By Steve Miller


BELLE GLADE, Fla. ? Southeast Fifth Street and Northwest Avenue D in Belle Glade is the Third World.


The denizens of this squalor hang from the balcony over Bobby’s Market, sit on stoops in front of the Family Food Market and lean against Brown’s Soul Food, all of them looking at a sun-bleached, treeless city block-size square of concrete that was, in another life, a town square.
 


This is where the blue-collar Haitian refugees have fled over the years, picking citrus during the harvest season and hanging out in the off-season.
 


If some have their way, more refugees will flee Haiti in the wake of the latest unrest.


“Yeah, sunshine is good,” says Ronnoi St. Gerard, 50, who left Haiti in 1981, stopped for a while at his sister’s in Miami and moved here, where so many other from his country came to work the fields, as they did back home.


Mr. St. Gerard is sitting under a palm frond with several other men about the same age. They pull up a couple of disengaged maroon car seats and make themselves comfortable in the shade, speaking in Creole, smiling.


“I came here because I don’t like the city,” he says in Creole-English melange that suggests he has had little need to speak English during the last two decades. “I pick whatever is in season, I make $30,000 a year.”


And he adds, “I would not go back to live in Haiti.”

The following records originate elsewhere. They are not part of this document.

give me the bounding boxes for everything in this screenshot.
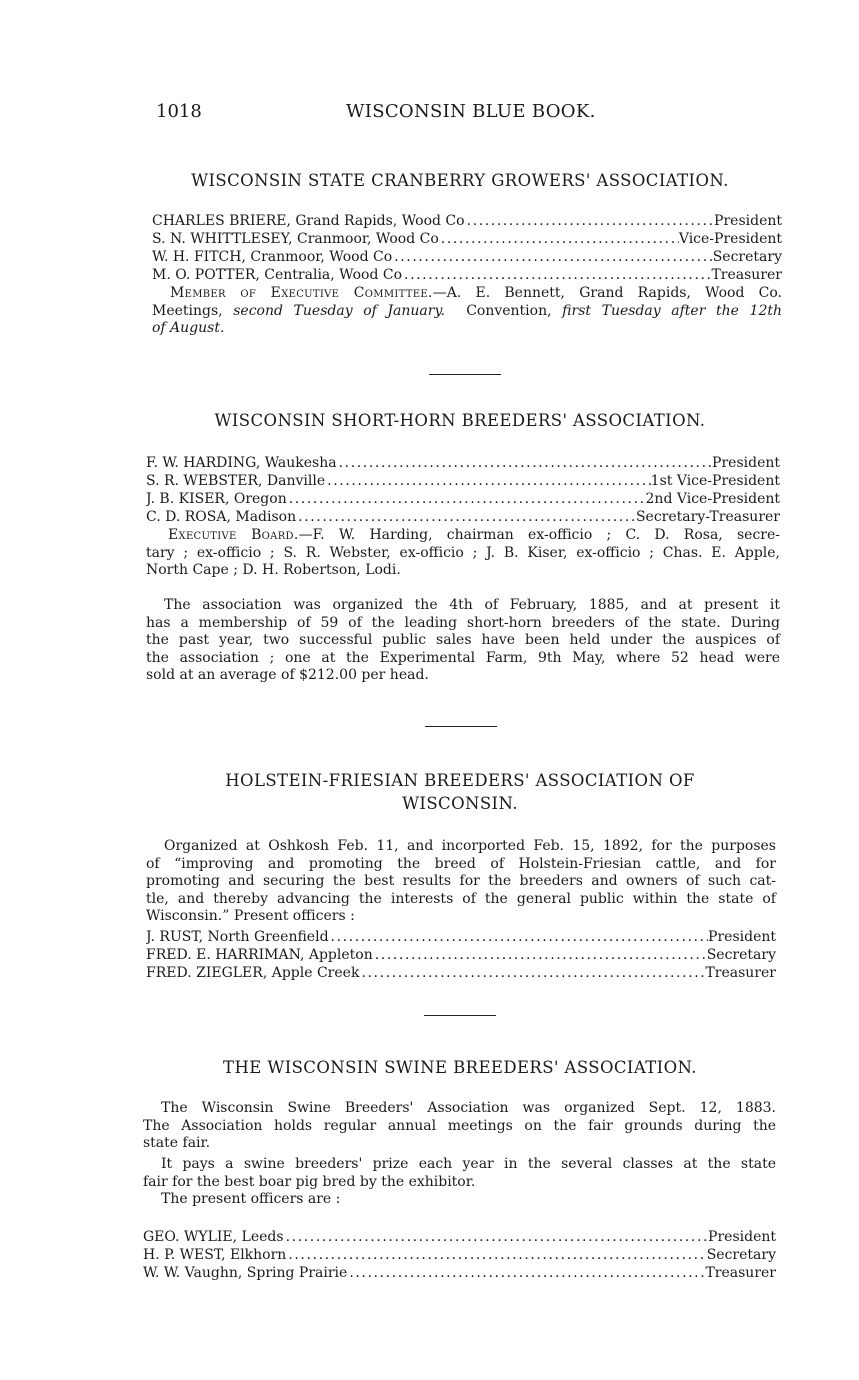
holstein-section-title-cont: WISCONSIN. xyxy=(402,794,518,813)
officer-role: President xyxy=(714,213,782,229)
officer-role: Secretary-Treasurer xyxy=(635,509,780,525)
officer-row xyxy=(146,508,780,526)
officer-role: President xyxy=(708,929,776,945)
leader-dots xyxy=(439,230,679,248)
paragraph-line: Organized at Oshkosh Feb. 11, and incorported Feb. 15, 1892, for the purposes xyxy=(164,838,776,854)
executive-board-label: Executive Board. xyxy=(168,527,299,543)
officer-name: C. D. ROSA, Madison xyxy=(146,509,297,525)
officer-row xyxy=(146,928,776,946)
officer-row xyxy=(152,212,782,230)
executive-committee-text: —A. E. Bennett, Grand Rapids, Wood Co. xyxy=(432,285,783,301)
holstein-section-title: HOLSTEIN-FRIESIAN BREEDERS' ASSOCIATION OF xyxy=(225,771,695,790)
executive-board-line: tary ; ex-officio ; S. R. Webster, ex-officio ; J. B. Kiser, ex-officio ; Chas. E. Apple, xyxy=(146,544,780,561)
swine-section-title: THE WISCONSIN SWINE BREEDERS' ASSOCIATION. xyxy=(223,1058,697,1077)
paragraph-line: has a membership of 59 of the leading short-horn breeders of the state. During xyxy=(146,614,780,631)
officer-name: H. P. WEST, Elkhorn xyxy=(143,1247,287,1263)
officer-row xyxy=(146,946,776,964)
paragraph-line: promoting and securing the best results for the breeders and owners of such cat- xyxy=(146,873,776,890)
leader-dots xyxy=(287,490,646,508)
paragraph-line: the association ; one at the Experimental Farm, 9th May, where 52 head were xyxy=(146,649,780,666)
paragraph-line: The association was organized the 4th of February, 1885, and at present it xyxy=(164,597,780,613)
leader-dots xyxy=(325,472,651,490)
paragraph-line: fair for the best boar pig bred by the exhibitor. xyxy=(143,1173,476,1190)
shorthorn-section-title: WISCONSIN SHORT-HORN BREEDERS' ASSOCIATION. xyxy=(214,411,706,430)
leader-dots xyxy=(286,1246,706,1264)
convention-value: first Tuesday after the 12th xyxy=(562,302,782,319)
officer-row xyxy=(152,230,782,248)
leader-dots xyxy=(284,1228,708,1246)
officer-row xyxy=(146,454,780,472)
leader-dots xyxy=(465,212,714,230)
book-title: WISCONSIN BLUE BOOK. xyxy=(346,101,596,122)
convention-line xyxy=(152,320,782,338)
officer-name: CHARLES BRIERE, Grand Rapids, Wood Co xyxy=(152,213,465,229)
section-divider xyxy=(425,726,497,727)
paragraph-line: Wisconsin.” Present officers : xyxy=(146,908,355,925)
officer-name: F. W. HARDING, Waukesha xyxy=(146,455,337,471)
meetings-value: second Tuesday of January. xyxy=(233,302,445,319)
executive-committee-label: Member of Executive Committee. xyxy=(170,285,433,301)
paragraph-line: the past year, two successful public sales have been held under the auspices of xyxy=(146,632,780,649)
officer-name: FRED. E. HARRIMAN, Appleton xyxy=(146,947,373,963)
page-number: 1018 xyxy=(156,101,202,122)
swine-paragraph-2 xyxy=(143,1156,776,1209)
section-divider xyxy=(424,1015,496,1016)
swine-paragraph-1 xyxy=(143,1100,776,1153)
convention-label: Convention, xyxy=(466,302,552,319)
officer-name: S. R. WEBSTER, Danville xyxy=(146,473,326,489)
officer-role: President xyxy=(712,455,780,471)
paragraph-line: tle, and thereby advancing the interests of the general public within the state of xyxy=(146,890,776,907)
executive-board-line xyxy=(146,527,780,545)
officer-name: W. W. Vaughn, Spring Prairie xyxy=(143,1265,348,1281)
officer-role: 1st Vice-President xyxy=(650,473,780,489)
convention-value-cont: of August. xyxy=(152,320,225,337)
officer-name: S. N. WHITTLESEY, Cranmoor, Wood Co xyxy=(152,231,439,247)
officer-name: W. H. FITCH, Cranmoor, Wood Co xyxy=(152,249,393,265)
leader-dots xyxy=(347,1264,705,1282)
officer-role: Treasurer xyxy=(711,267,782,283)
meetings-label: Meetings, xyxy=(152,302,223,319)
paragraph-line: state fair. xyxy=(143,1135,211,1152)
leader-dots xyxy=(392,248,713,266)
officer-role: Treasurer xyxy=(705,1265,776,1281)
officer-role: Treasurer xyxy=(705,965,776,981)
leader-dots xyxy=(402,266,711,284)
officer-role: Secretary xyxy=(706,1247,776,1263)
leader-dots xyxy=(329,928,709,946)
officer-role: Secretary xyxy=(712,249,782,265)
officer-role: Vice-President xyxy=(678,231,782,247)
officer-row xyxy=(143,1264,776,1282)
officer-name: FRED. ZIEGLER, Apple Creek xyxy=(146,965,360,981)
paragraph-line: sold at an average of $212.00 per head. xyxy=(146,667,429,684)
leader-dots xyxy=(296,508,636,526)
officer-row xyxy=(143,1228,776,1246)
executive-board-line: North Cape ; D. H. Robertson, Lodi. xyxy=(146,562,401,579)
cranberry-section-title: WISCONSIN STATE CRANBERRY GROWERS' ASSOCIATION. xyxy=(191,171,729,190)
officer-name: J. B. KISER, Oregon xyxy=(146,491,287,507)
officer-row xyxy=(143,1246,776,1264)
paragraph-line: The Wisconsin Swine Breeders' Association was organized Sept. 12, 1883. xyxy=(161,1100,776,1116)
officer-row xyxy=(152,248,782,266)
executive-committee-line xyxy=(152,285,782,303)
officer-row xyxy=(152,266,782,284)
cranberry-details xyxy=(152,285,782,338)
officer-name: M. O. POTTER, Centralia, Wood Co xyxy=(152,267,403,283)
officer-row xyxy=(146,964,776,982)
officer-name: J. RUST, North Greenfield xyxy=(146,929,329,945)
holstein-paragraph xyxy=(146,838,776,926)
paragraph-line: It pays a swine breeders' prize each year in the several classes at the state xyxy=(161,1156,776,1172)
executive-board xyxy=(146,527,780,580)
running-header xyxy=(156,101,776,125)
leader-dots xyxy=(337,454,712,472)
officer-row xyxy=(146,472,780,490)
leader-dots xyxy=(373,946,707,964)
officer-role: 2nd Vice-President xyxy=(645,491,780,507)
leader-dots xyxy=(359,964,705,982)
officer-name: GEO. WYLIE, Leeds xyxy=(143,1229,284,1245)
officer-row xyxy=(146,490,780,508)
meetings-line xyxy=(152,303,782,321)
officer-role: President xyxy=(708,1229,776,1245)
paragraph-line: of “improving and promoting the breed of Holstein-Friesian cattle, and for xyxy=(146,855,776,872)
officer-role: Secretary xyxy=(706,947,776,963)
paragraph-line: The Association holds regular annual meetings on the fair grounds during the xyxy=(143,1117,776,1134)
officers-intro: The present officers are : xyxy=(161,1191,341,1208)
section-divider xyxy=(429,374,501,375)
executive-board-text: —F. W. Harding, chairman ex-officio ; C. D. Rosa, secre- xyxy=(298,527,780,543)
shorthorn-paragraph xyxy=(146,597,780,685)
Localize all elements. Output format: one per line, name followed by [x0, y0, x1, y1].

The Coast Guard has intercepted more than 1,000 Haitians since former Haitian President Jean-Bertrand Aristide relinquished his leadership as violence continues in their homeland. The numbers pale in comparison to the early 1990s, when the Coast Guard would come across 3,000 migrants in a single day.


President Bush is sticking to his policy that Haitian migrants trying to reach the United States will be returned to their country, despite calls by Florida’s Haitian-American community, the largest in the nation, to provide temporary protective status until things stabilize.


“We are calling for all repatriations to be temporarily halted and want a stay of all deportations,” says Cheryl Little, executive director of the Florida Immigrant Advocacy Center in Miami.


In a letter sent last week to Secretary of Homeland Security Tom Ridge, Miss Little also asks that the United States “reverse course and extend Haitians fleeing persecution at least temporary protection.”


Advocates, including members of the Congressional Black Caucus, say there are disparities in the U.S. approach to Haitian immigrants. Cubans who reach American soil are granted legal status almost immediately under the 1965 Cuban Adjustment Act.


Florida’s Haitians are as ubiquitous as Hispanics are in Texas and California, working as doormen at the condominium complexes that dot State Road A1A down the southeastern coast, as maids at hotels and as cabdrivers.


But when they get to the United States, many are unable to grasp the freedom of American life, said Ramone Edmonds, an American-born 31-year-old network project manager in Alexandria, Va.
“People don’t know that in America, there is a strong middle and upper class of Haitians,” said Mr. Edmonds, who last fall started a club for Haitian professionals, many of whom got their start in Florida.


“But Little Haiti is like Port-au-Prince, so when people come here, they head there and replicate the life they had in Haiti.”


And they sometimes fall prey to the temptations of the neighborhoods and undesirable American ways.


“The guys from Haiti come here and see the Americans not going to school, so they don’t go either,” says 17-year-old Rudeline Ceralus, who lives in the upper apartment of a two-story dirty, white stucco house in Belle Glade with her parents and two sisters.


She nods to a group of young men playing basketball in a park across from her home.


“They come here and they see these other kids talking back to the teachers, and they think that’s how they do things in America,” says Rudeline, who came to the United States in 1999 with her parents, who pick produce. “I never saw that when I went to school in Haiti.”


Eighty miles to the southeast of Belle Glade, Miami’s Little Haiti looks like a beacon of prosperity in comparison.


The 15-block area was left open to immigrants after whites fled following race riots in the 1960s. It is now a starting point for newcomers.


“This is their first stop now in the U.S., in Florida,” says the Rev. Wilner Rejouis, a pastor at a 40-member Church of God in Little Haiti. “They come here for a little while, then move on.”


Many propel themselves to suburbs such as Kendall in Miami-Dade County, or north to places like Lauderhill and the tonier parts of Fort Lauderdale.


 The fact is that many more Haitians make it out of the urban conundrum than remain, but they are quickly replaced by newcomers. So the decrepit streets remain the same and the crime rate stays high.


America still provides a better life than their native country, where life expectancy is about 50 years and 5 percent of the population is HIV positive.


 So the $40 to $50 a week Annette Joseph makes selling anything from soap to shelled peanuts out of the trunk of her brown ’80s-era Pontiac Grand Am is fine with her.


“I am happy, very happy,” says Mrs. Joseph, 42, whose came to Belle Glade in 1996. Her English is choppy, but, she says, “I know I have to speak English because I am here in Florida.”